Finding data gaps in the GBIF backbone taxonomy
When publishers supply GBIF with a scientific name, this name is sometimes not found in the GBIF taxonomic backbone. In these cases, the occurrence record gets a data quality flag called taxon match higher rank. This means that GBIF was only able to match the name to a higher rank (genus, family, order …).
At GBIF, we would always like to match the name supplied by the publisher to the lowest rank possible, so that when a user comes to GBIF looking for a certain name, they will have access to the largest amount of occurrence data.
In the graph below I divide names (not occurrences) supplied to GBIF from publishers that have received the taxon match higher rank flag.
- other : means that I could not find a good reason for why this name did not match to the backbone. This could be a misspelling or the name could be missing from the GBIF backbone. These are names which might reflect data gaps.
- unmatchable name : is a catch-all group for poorly formatted or unmatchable names (see below).
- hybrid (hybrid formula) : means the name is referring to hybrid. We expect poor checklist coverage for hybrid names.
- below species : means a name at a taxonomic rank below the species level could not be matched at that level. Usually we expect less checklist coverage for subspecies and varieties.
- too many choices : GBIF has two or more names with different authorship (homonyms), but the publishers does not provide authorship and/or higher taxonomy, so the name cannot be matched unambiguously.
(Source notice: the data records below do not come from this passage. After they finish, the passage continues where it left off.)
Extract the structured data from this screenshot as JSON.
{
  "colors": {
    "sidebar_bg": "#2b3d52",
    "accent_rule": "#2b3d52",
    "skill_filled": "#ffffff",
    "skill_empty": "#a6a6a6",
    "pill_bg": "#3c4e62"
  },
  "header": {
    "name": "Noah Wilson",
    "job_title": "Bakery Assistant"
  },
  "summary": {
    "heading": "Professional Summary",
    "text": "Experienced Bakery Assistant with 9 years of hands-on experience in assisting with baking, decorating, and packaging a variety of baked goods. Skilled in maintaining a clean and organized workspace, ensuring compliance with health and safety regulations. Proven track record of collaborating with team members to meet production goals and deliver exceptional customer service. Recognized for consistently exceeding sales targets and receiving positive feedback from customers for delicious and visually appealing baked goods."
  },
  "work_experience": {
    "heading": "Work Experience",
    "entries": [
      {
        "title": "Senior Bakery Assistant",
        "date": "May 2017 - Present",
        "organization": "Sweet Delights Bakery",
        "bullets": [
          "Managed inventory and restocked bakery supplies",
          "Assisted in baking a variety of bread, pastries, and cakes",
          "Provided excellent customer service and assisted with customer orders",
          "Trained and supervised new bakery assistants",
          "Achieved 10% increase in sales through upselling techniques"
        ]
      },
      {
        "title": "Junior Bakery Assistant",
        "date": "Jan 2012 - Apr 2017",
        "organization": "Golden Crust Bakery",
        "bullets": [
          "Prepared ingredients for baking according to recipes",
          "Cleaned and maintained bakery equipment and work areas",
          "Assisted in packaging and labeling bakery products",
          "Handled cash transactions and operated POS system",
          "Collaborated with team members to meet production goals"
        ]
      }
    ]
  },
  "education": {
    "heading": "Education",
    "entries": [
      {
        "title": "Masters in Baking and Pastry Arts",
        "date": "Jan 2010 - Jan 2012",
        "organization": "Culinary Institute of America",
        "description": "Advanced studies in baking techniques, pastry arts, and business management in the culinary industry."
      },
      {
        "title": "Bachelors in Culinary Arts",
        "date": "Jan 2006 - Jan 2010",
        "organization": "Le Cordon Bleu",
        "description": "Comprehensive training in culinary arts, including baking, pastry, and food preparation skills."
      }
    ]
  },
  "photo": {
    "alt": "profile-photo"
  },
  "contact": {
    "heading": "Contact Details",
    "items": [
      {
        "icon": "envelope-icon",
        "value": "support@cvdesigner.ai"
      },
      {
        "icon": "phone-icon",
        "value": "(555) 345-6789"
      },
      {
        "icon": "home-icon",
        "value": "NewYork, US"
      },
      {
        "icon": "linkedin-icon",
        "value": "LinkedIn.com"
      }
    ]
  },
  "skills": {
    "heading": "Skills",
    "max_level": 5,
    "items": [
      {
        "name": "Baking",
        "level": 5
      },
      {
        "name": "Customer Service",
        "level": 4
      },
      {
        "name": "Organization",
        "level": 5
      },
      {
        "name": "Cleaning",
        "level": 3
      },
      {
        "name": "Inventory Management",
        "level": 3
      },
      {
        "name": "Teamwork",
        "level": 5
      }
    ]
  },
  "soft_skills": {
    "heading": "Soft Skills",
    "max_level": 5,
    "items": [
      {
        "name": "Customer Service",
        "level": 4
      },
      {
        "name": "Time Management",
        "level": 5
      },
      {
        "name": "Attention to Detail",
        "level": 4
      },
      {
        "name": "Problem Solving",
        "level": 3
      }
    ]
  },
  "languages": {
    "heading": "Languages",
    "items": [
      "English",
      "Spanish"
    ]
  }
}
I have processed some names from select groups to see if there are gaps for GBIF to fill.
Here we see that GBIF is probably missing many names from Coleoptera (Beetles) and Lepidoptera (Butterflies/Moths). There are also many potential missing names within birds, but this might be due to the large number of occurrence records we get from this group (Passeriformes).
If we break down Beetles by family we see that Chrysomelidae (Leaf beetles) are responsible for a large portion of the missing names in Beetles.
Too many choices
Sometimes publishers do not provide enough information for GBIF to choose between names in the backbone. For example, if a publisher only supplied us with Glocianus punctiger we would not be able to determine between the two choices, and it would get moved to the higher rank (genus Glocianus).
Providing authorship would allow GBIF to correctly match these occurrences to backbone.
Unmatchable names
Publishers supply GBIF with a variety of what I call unmatchable names, which are names that are impossible to match to the GBIF backbone. Sometimes these names are ok names but still missing from the backbone, like missing hybrids or OTUs. Other names are simply bad names that we can’t expect to fix. Some examples below:
name not matched | reason | link |
---|---|---|
Mystery mystery | bad name | records |
Sonus naturalis | bad name | records |
Bambusoideae spec. | subfamily name | records |
Coleoptera indet. | order name | records |
Astarte juv. | genus name with life stage | records |
Gen. sp. | bad name | records |
Astarte sp. BIOUG14667-B01 | family with id | records |
Phoneutria depilata (Strand 1909) sp. reval. | species name with remark | records |
Anisoptera Unknown Dragonfly Species | infra-order name with remarks | records |
Zygoptera | suborder name | records |
Philodromus Philodromus albidus / rufus | doubtful identification (alternative) | records |
Certhia brachydactyla/Certhia familiaris | doubtful identification (alternative) | records |
Corvus corone x C. cornix | missing hybrid | records |
BOLD:ADV7315 | OTU | records |
BOLD:ADX5419 | OTU | records |
If a name is truly missing from the GBIF backbone, GBIF would like to fill that data gap. This can be done by updating the checklists that feed into the backbone construction process.
Other (possibly missing)
As a non-expert it is hard to tell if a name is a data gap, just a misspelling or something else. So how many possibly missing names are actual data gaps? To check, I randomly sampled five possibly missing names from each group in the graph above to check if I could manually locate a source outside GBIF with the name.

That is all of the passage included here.